While the finding itself is an encouraging revelation, Figgener said it's also an essential insight into the possible effects of climate change. "As temperature shifts and currents actually become warmer or colder it will have an impact on our populations," said Figgener, "but I'm not entirely sure if to the better or to the worst."
In 2014 through 2016, some loggerhead turtles appeared in San Diego, California. "Everybody assumed the turtles that were in Mexico just moved up the coastline," said Crowder. A previous study done by one of this paper's authors analyzed the isotopic signature on skin samples from the San Diego loggerheads. If the turtles had moved up the coastline, they'd expect the isotopic signatures to reflect that of a Baja California loggerhead.
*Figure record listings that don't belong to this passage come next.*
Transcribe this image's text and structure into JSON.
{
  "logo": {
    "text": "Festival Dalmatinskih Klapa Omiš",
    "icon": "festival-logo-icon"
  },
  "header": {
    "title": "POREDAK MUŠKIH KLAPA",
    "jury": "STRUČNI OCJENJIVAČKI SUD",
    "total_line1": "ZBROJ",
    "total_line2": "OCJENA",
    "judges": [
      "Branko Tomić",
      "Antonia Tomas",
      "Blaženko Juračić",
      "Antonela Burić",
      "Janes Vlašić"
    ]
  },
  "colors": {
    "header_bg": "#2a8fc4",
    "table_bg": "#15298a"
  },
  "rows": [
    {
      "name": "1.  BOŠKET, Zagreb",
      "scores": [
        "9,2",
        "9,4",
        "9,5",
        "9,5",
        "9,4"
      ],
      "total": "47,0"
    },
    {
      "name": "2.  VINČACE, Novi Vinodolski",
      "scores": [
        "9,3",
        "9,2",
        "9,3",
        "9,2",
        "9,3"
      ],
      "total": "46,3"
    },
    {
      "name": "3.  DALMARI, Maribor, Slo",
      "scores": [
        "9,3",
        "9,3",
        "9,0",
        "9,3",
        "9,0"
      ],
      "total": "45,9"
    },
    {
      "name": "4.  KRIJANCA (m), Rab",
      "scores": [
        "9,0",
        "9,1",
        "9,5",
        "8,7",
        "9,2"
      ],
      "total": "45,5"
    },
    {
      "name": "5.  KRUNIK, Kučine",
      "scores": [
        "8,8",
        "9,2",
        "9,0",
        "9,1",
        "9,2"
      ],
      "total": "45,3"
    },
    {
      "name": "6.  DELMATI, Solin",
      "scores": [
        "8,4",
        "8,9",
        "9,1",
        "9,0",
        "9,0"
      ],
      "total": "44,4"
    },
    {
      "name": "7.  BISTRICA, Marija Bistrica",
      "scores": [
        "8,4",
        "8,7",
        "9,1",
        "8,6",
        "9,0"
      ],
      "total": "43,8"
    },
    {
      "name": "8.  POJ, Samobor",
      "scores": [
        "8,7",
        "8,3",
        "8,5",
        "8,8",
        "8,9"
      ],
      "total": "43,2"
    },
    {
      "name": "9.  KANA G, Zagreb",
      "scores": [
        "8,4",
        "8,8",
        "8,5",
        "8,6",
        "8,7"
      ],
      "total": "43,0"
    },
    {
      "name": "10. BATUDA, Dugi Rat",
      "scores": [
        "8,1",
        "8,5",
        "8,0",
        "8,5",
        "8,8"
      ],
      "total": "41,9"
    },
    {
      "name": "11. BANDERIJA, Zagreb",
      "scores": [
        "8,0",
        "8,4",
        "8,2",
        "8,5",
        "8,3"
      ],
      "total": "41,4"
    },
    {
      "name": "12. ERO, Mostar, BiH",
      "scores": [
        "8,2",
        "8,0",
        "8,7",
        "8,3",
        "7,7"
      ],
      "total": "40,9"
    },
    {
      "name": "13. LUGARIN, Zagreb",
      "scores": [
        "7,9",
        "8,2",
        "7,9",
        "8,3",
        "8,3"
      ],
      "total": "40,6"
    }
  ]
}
But they found the opposite. The turtles had migrated during an El Nino event and the ocean heat wave that followed it. Also, they had not come from a lower coastal area. "Loggerheads showed up in San Diego but they weren't coming from Mexico -- they were coming from the central Pacific." According to Crowder, this is another line of evidence for the thermal corridor hypothesis and a possible explanation for the San Diego loggerheads' arrival.
As the oceans heat up, it may expand the turtles' range to places they have never been before and with that may come more bycatch. "We need to figure out how to keep that environment safe for the juvenile turtles so they can grow up and return to Japan," said Crowder.